Talking about subsidies, former Secretary said, he has now been informed that against the demand of Rs 266 billion as subsidy, only a sum of Rs. 150 billion has been budgeted.
He pointed out that despite serious limitations, Power Division has been doing its best to ensure that poor classes of consumers are not directly affected by any increase in tariff.
Some major steps/principles that were adopted to ensure that the poor are protected are as follows: (i) our foremost effort over these 22 months was that no price be increased for domestic consumers up to 300 units' consumption. Power Division refused to agree with the IMF proposals till they agreed to the protection of domestic consumers up to 300 units. It was in the 3rd quarter of 2019 when they agreed to recommend an additional subsidy of Rs 56 billion for these consumers. Not only this but small commercial consumers and agricultural tube-wells were also protected through an element of cross subsidy.
Power Division also did not place an additional burden of Rs 146 billion on consumers associated with Net Hydel Profit (NHP) and requested Nepra to stagger that impact.

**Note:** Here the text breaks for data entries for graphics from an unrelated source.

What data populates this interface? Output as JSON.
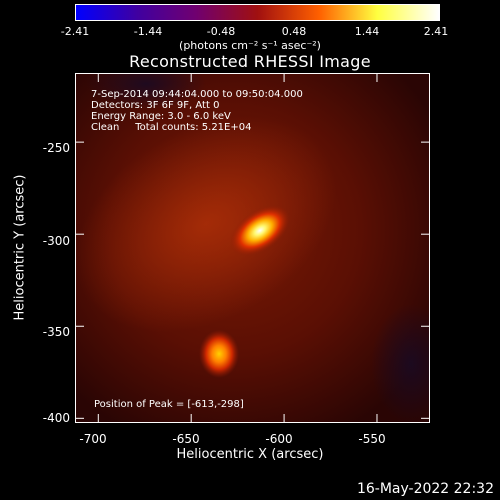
{
  "colorbar": {
    "ticks": [
      "-2.41",
      "-1.44",
      "-0.48",
      "0.48",
      "1.44",
      "2.41"
    ],
    "units": "(photons cm⁻² s⁻¹ asec⁻²)",
    "colors": [
      "#0000ff",
      "#4000a0",
      "#700070",
      "#a01010",
      "#ff6000",
      "#ffff40",
      "#ffffff"
    ]
  },
  "info": {
    "line1": "7-Sep-2014 09:44:04.000 to 09:50:04.000",
    "line2": "Detectors: 3F 6F 9F, Att 0",
    "line3": "Energy Range: 3.0 - 6.0 keV",
    "line4": "Clean     Total counts: 5.21E+04",
    "peak": "Position of Peak = [-613,-298]"
  },
  "timestamp": "16-May-2022 22:32",
  "chart_data": {
    "type": "heatmap",
    "title": "Reconstructed RHESSI Image",
    "xlabel": "Heliocentric X (arcsec)",
    "ylabel": "Heliocentric Y (arcsec)",
    "xlim": [
      -712,
      -522
    ],
    "ylim": [
      -402,
      -213
    ],
    "xticks": [
      "-700",
      "-650",
      "-600",
      "-550"
    ],
    "yticks": [
      "-250",
      "-300",
      "-350",
      "-400"
    ],
    "xtick_values": [
      -700,
      -650,
      -600,
      -550
    ],
    "ytick_values": [
      -250,
      -300,
      -350,
      -400
    ],
    "sources": [
      {
        "x": -613,
        "y": -298,
        "peak_level": 1.0
      },
      {
        "x": -635,
        "y": -365,
        "peak_level": 0.75
      }
    ],
    "grid": false
  }
}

"I am afraid that with a major reduction in subsidies coupled with the impact of Covid-19, as well as consistent devaluation of the rupee, the power sector would no longer be able to protect poor consumers using up to 300 units even if there is no increase in tariff," he said.

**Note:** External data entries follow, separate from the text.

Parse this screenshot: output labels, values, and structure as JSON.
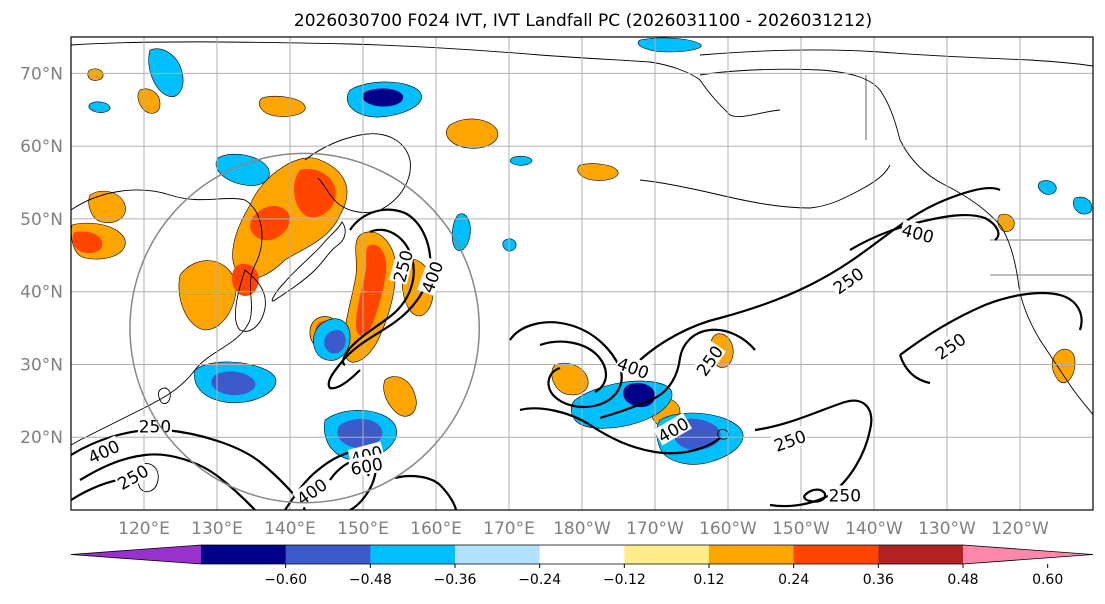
{
  "title": "2026030700 F024 IVT, IVT Landfall PC (2026031100 - 2026031212)",
  "map": {
    "lon_range": [
      110,
      250
    ],
    "lat_range": [
      10,
      75
    ],
    "lon_ticks": [
      {
        "lon": 120,
        "label": "120°E"
      },
      {
        "lon": 130,
        "label": "130°E"
      },
      {
        "lon": 140,
        "label": "140°E"
      },
      {
        "lon": 150,
        "label": "150°E"
      },
      {
        "lon": 160,
        "label": "160°E"
      },
      {
        "lon": 170,
        "label": "170°E"
      },
      {
        "lon": 180,
        "label": "180°W"
      },
      {
        "lon": 190,
        "label": "170°W"
      },
      {
        "lon": 200,
        "label": "160°W"
      },
      {
        "lon": 210,
        "label": "150°W"
      },
      {
        "lon": 220,
        "label": "140°W"
      },
      {
        "lon": 230,
        "label": "130°W"
      },
      {
        "lon": 240,
        "label": "120°W"
      }
    ],
    "lat_ticks": [
      {
        "lat": 70,
        "label": "70°N"
      },
      {
        "lat": 60,
        "label": "60°N"
      },
      {
        "lat": 50,
        "label": "50°N"
      },
      {
        "lat": 40,
        "label": "40°N"
      },
      {
        "lat": 30,
        "label": "30°N"
      },
      {
        "lat": 20,
        "label": "20°N"
      }
    ],
    "gridlines": true,
    "ivt_contour_labels": [
      {
        "text": "250",
        "lon": 121.5,
        "lat": 21.5,
        "rot": 0
      },
      {
        "text": "400",
        "lon": 114.5,
        "lat": 18.0,
        "rot": -25
      },
      {
        "text": "250",
        "lon": 118.5,
        "lat": 14.5,
        "rot": -30
      },
      {
        "text": "400",
        "lon": 150.5,
        "lat": 17.5,
        "rot": -15
      },
      {
        "text": "600",
        "lon": 150.5,
        "lat": 16.0,
        "rot": -10
      },
      {
        "text": "400",
        "lon": 143.0,
        "lat": 12.5,
        "rot": -35
      },
      {
        "text": "250",
        "lon": 155.5,
        "lat": 43.5,
        "rot": -75
      },
      {
        "text": "400",
        "lon": 159.5,
        "lat": 42.0,
        "rot": -70
      },
      {
        "text": "400",
        "lon": 187.0,
        "lat": 29.5,
        "rot": 20
      },
      {
        "text": "250",
        "lon": 197.5,
        "lat": 30.5,
        "rot": -55
      },
      {
        "text": "400",
        "lon": 192.5,
        "lat": 21.0,
        "rot": -30
      },
      {
        "text": "250",
        "lon": 208.5,
        "lat": 19.5,
        "rot": -20
      },
      {
        "text": "250",
        "lon": 216.0,
        "lat": 12.0,
        "rot": 0
      },
      {
        "text": "400",
        "lon": 226.0,
        "lat": 48.0,
        "rot": 15
      },
      {
        "text": "250",
        "lon": 216.5,
        "lat": 41.5,
        "rot": -35
      },
      {
        "text": "250",
        "lon": 230.5,
        "lat": 32.5,
        "rot": -35
      }
    ],
    "region_circle": {
      "lon": 142,
      "lat": 35,
      "radius_lat_deg": 24
    }
  },
  "colorbar": {
    "colors": [
      "#9932CC",
      "#00008B",
      "#3C5ACB",
      "#00BFFF",
      "#B0E2FF",
      "#FFFFFF",
      "#FFEC8B",
      "#FFA500",
      "#FF4500",
      "#B22222",
      "#FF88AA"
    ],
    "tick_labels": [
      "−0.60",
      "−0.48",
      "−0.36",
      "−0.24",
      "−0.12",
      "0.12",
      "0.24",
      "0.36",
      "0.48",
      "0.60"
    ]
  }
}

Irfan Ali has suggested to his successor, the following steps for consideration; (i) Finance Division may immediately be requested to rationalize the amount of subsidy in the light of Power Division's letter of June 19, 2020;(ii) protection to domestic consumers up to 300 units needs to be ensured and similarly agricultural subsidy needs to be understood as it relates to food prices and not land holdings. (iii) The plan for staggering of cost as prepared by Abid Lodhi and his team at CPPA-G may be reconsidered and revisited keeping in mind the subsequent impact of Covid-19. The plan also envisaged a reduction in the cost of electricity of industrial consumers to ensure increase in industrial demand, keeping in mind our enhanced transmission capability (iii) Based on facts, negotiations with IMF would be essential for revising the circular debt capping plan. It must not be forgotten that blind increase in cost would result in social upheaval and a steep increase in power theft; (iv) Field operations need to be continued unabated which is only possible if merit and support are continued and any spate of politically motivated transfers and postings is resisted steadfastly. It is also important that corrupt elements that were identified and proceeded against are not dealt with leniently.
Insiders, however, told Business Recorder that many of the measures/actions taken have been set aside. Ban on transfers and postings has also been lifted under pressure from political figures who did not succeed during the time of former Secretary.